Here are three supplements that can enhance the positive effects linked to the keto diet and offset any unwanted ones.
1. Amino Acids
Amino acids are the building blocks of proteins. Proteins consist of single- or long-chain amino acids and are necessary nutrients for most cell and organ functions. Consuming measured proteins in correct proportion to nutrient fat can facilitate ketosis. Ketogenic amino acids can convert to acetyl-CoA, a precursor of ketone bodies, whereas glucogenic amino acids degrade to glucose.
Lysine and leucine function exclusively as ketogenic amino acids. Isoleucine, phenylalanine, threonine, tryptophan, and tyrosine function both as ketogenic and glucogenic amino acids.
Lysine, leucine, phenylalanine, and tryptophan are all considered essential amino acids—meaning the body cannot synthesize them on its own and they must be acquired through food or supplements. Leucine, for example, can be found in abundant quantities in cheese, soybeans, chicken, nuts, seeds, and seafood.
The branched-chain amino acids (BCAAs)—leucine, isoleucine, and valine—have particular relevance for keto dieters engaged in physical training, as they can help reduce exercise-related muscle damage, muscle soreness, and fatigue during exercise. However, many studies show that the most benefit can be derived from a well-formulated essential amino acid supplement rather than individual amino acid supplements.
For more information on the best amino acids to take to complement a keto diet, check out this article.
2. Beta-Hydroxybutyrate (BHB)
Beta-hydroxybutyrate (BHB) supplements, sometimes referred to as exogenous ketones, may be able to elevate ketone levels, among other desirable benefits.
As we've discussed, your body naturally produces ketone bodies through a process called ketogenesis. Some experts believe that exogenous ketones from an external source can increase your blood ketone levels, helping you reach a state of ketosis more quickly.
There's also some evidence to show that BHB supplements can counteract the fatigue and mood swings that some experience when they start the keto diet. Once you've entered ketosis, studies show that these same supplements may help to enhance athletic performance, decrease recovery time between training sessions, and lower appetite levels.
Some general guidelines for a starting dosage for BHB supplements would be to take either 2 BHB oil capsules daily or 1 scoop of BHB oil powder on an empty stomach between meals with 16 ounces of water. You should limit yourself to three such doses per day.

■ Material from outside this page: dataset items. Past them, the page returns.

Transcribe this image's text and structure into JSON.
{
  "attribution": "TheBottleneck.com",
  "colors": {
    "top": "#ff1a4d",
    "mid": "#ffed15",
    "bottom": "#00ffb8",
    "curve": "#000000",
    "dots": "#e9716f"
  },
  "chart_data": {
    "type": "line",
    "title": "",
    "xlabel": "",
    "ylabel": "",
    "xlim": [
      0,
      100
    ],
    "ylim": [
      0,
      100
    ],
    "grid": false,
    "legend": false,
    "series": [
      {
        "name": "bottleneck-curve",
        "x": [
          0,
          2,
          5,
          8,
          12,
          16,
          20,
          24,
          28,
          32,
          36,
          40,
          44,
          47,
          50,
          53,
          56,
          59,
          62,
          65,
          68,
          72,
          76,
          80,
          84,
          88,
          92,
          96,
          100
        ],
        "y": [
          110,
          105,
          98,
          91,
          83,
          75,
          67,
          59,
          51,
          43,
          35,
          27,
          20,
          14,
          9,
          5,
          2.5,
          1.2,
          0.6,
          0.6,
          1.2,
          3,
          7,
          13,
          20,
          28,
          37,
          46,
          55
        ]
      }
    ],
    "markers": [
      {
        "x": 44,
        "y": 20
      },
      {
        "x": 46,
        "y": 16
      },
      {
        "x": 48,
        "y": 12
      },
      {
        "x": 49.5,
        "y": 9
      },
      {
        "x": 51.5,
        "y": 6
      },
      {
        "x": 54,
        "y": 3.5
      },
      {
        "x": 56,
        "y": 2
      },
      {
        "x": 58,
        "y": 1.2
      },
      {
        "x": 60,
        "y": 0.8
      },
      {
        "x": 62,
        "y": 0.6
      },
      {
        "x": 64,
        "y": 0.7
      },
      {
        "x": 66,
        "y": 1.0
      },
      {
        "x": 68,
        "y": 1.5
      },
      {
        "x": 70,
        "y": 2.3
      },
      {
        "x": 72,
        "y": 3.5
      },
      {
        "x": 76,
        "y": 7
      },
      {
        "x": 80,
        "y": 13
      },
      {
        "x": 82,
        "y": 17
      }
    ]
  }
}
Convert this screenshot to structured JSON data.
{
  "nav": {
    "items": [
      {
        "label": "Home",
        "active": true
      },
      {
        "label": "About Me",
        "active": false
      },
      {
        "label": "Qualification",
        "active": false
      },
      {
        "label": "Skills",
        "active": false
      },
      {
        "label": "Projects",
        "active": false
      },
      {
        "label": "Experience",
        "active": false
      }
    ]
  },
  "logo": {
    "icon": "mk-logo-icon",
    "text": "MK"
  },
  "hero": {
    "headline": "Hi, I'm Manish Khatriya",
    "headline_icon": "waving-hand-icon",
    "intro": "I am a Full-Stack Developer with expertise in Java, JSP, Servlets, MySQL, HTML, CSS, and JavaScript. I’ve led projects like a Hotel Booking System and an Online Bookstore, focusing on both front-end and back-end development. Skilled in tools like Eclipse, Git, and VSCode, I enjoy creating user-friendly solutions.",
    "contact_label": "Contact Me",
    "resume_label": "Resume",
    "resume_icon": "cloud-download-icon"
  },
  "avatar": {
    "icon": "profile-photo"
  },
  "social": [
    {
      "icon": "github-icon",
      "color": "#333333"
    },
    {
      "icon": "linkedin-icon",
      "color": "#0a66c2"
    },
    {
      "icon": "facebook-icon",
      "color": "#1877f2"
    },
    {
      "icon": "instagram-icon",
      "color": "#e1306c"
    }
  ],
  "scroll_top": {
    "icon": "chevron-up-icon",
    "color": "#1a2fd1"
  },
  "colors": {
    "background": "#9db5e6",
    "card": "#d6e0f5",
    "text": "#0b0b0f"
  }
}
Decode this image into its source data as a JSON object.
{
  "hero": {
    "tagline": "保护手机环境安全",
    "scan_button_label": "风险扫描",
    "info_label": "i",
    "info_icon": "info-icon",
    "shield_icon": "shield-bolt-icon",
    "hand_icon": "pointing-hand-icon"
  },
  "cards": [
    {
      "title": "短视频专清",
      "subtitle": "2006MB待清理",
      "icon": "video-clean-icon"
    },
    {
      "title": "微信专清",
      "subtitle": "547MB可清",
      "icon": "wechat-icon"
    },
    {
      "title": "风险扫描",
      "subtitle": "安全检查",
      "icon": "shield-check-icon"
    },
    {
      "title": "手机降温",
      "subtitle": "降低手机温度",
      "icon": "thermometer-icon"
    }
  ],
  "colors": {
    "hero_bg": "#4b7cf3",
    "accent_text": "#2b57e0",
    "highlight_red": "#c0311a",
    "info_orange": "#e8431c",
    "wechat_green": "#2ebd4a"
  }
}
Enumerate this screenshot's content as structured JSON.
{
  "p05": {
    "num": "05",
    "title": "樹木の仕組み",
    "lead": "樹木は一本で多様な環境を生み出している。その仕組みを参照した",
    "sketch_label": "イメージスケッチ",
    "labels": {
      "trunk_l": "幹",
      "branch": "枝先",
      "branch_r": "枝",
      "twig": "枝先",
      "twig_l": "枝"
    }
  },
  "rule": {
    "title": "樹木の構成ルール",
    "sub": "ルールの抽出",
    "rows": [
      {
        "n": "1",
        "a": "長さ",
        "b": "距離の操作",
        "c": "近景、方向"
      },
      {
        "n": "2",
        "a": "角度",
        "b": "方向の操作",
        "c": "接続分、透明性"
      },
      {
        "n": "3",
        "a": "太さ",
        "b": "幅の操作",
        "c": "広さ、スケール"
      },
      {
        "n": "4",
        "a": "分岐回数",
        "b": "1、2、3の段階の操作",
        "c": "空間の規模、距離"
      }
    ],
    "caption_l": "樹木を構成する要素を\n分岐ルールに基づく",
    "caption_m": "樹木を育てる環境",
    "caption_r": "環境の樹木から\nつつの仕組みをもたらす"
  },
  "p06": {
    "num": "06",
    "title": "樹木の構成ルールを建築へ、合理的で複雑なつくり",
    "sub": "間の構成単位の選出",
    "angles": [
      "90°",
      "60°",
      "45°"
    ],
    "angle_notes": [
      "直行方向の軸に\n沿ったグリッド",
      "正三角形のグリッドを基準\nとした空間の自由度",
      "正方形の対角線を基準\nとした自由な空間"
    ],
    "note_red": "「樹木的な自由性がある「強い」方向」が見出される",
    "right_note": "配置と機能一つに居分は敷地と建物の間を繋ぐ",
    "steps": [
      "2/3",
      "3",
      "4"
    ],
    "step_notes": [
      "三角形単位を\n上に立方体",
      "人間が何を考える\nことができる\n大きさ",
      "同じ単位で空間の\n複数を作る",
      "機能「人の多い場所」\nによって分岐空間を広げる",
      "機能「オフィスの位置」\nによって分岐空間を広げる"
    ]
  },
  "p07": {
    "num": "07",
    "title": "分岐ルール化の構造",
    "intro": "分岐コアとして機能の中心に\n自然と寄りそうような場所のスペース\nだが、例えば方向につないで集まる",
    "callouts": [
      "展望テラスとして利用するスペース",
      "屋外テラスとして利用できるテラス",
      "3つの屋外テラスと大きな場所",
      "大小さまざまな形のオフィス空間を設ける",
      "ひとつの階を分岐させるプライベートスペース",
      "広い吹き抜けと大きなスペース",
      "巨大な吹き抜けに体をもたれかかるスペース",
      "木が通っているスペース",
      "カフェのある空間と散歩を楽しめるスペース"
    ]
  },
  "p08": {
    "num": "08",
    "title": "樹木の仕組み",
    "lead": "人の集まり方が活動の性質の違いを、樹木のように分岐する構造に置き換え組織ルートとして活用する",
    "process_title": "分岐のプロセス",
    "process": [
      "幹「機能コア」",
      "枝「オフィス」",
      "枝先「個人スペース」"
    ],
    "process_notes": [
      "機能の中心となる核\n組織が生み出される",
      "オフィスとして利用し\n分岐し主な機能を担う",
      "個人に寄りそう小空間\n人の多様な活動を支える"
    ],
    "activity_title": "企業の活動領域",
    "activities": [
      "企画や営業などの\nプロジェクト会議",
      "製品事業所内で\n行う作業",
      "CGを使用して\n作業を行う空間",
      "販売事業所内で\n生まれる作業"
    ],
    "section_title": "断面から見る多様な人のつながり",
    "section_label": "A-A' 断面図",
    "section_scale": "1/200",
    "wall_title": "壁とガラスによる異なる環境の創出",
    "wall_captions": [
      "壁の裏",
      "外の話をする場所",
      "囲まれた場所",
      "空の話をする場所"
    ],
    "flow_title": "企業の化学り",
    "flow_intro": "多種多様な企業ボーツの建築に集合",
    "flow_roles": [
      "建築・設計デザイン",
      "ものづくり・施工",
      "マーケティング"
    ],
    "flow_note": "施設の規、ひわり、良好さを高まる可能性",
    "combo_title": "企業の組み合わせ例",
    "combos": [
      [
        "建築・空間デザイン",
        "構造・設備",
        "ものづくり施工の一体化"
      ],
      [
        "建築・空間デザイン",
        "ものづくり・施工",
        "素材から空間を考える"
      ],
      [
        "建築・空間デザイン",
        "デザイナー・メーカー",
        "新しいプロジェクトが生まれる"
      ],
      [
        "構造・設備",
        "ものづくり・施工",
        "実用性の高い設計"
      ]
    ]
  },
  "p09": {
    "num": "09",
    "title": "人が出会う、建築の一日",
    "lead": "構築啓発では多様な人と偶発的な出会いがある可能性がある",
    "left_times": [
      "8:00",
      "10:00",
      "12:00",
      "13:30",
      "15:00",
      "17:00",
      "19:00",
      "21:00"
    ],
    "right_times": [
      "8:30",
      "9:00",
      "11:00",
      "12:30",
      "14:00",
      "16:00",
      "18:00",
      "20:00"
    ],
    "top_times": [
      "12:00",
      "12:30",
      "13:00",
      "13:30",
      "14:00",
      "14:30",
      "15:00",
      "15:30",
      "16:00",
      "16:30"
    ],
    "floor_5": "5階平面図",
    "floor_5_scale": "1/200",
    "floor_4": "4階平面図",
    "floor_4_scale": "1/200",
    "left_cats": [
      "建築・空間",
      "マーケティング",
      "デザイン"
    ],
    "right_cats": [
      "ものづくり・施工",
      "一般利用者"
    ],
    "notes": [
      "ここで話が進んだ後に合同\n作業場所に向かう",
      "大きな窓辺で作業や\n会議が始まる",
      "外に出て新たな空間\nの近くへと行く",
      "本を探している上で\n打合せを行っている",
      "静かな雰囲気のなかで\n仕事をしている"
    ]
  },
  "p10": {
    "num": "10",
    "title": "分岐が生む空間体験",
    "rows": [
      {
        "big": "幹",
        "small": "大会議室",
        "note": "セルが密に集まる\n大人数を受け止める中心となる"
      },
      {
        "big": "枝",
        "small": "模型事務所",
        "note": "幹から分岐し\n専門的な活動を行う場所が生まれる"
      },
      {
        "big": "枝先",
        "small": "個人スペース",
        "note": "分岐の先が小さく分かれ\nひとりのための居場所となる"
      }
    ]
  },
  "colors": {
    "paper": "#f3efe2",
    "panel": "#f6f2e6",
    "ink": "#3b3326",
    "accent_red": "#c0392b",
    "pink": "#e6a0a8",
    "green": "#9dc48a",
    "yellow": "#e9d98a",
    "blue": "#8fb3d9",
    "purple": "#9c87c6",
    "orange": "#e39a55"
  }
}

Some individuals experience stomachaches when taking BHB supplements. If you experience digestive upset, try lowering your intake, then gradually increase to the ideal dose.
3. Medium-Chain Triglycerides (MCTs)
Medium-chain triglycerides (MCTs) can be an ideal tool for keto dieting. These fatty acids are used to form ketones in the liver, and supplementing with MCT oil can help you feel more satiated during the ketosis transition.
Keto-friendly coconut oil is a rich natural source of medium-chain triglycerides, although it provides a far less concentrated dose of MCTs than expressly manufactured MCT oils.
MCTs and amino acids work together synergistically. The presence of amino acids in the body supports the essential metabolic process by which the fatty acids are transformed into ketones, and a study published in the journal Comparative Biochemistry and Physiology determined that dietary fat, especially medium-chain fats, helps to regulate amino acid transport.
As researchers study these unique compounds found in healthy dietary fats, they continue to add to the long list of health benefits associated with an increased intake of MCTs, including:
- Increased fat burning during athletic activity
- Bolstered growth of good gut flora
- Lowered cardiovascular risks
- Protection against neurodegenerative disorders such as Alzheimer's disease
- Increased antibacterial, antiviral, and anti-fungal activity
As with BHB supplements, MCT oil supplements, such as these softgels, should be taken with water—in this case, at least an 8-ounce glass. Only one daily dose is needed.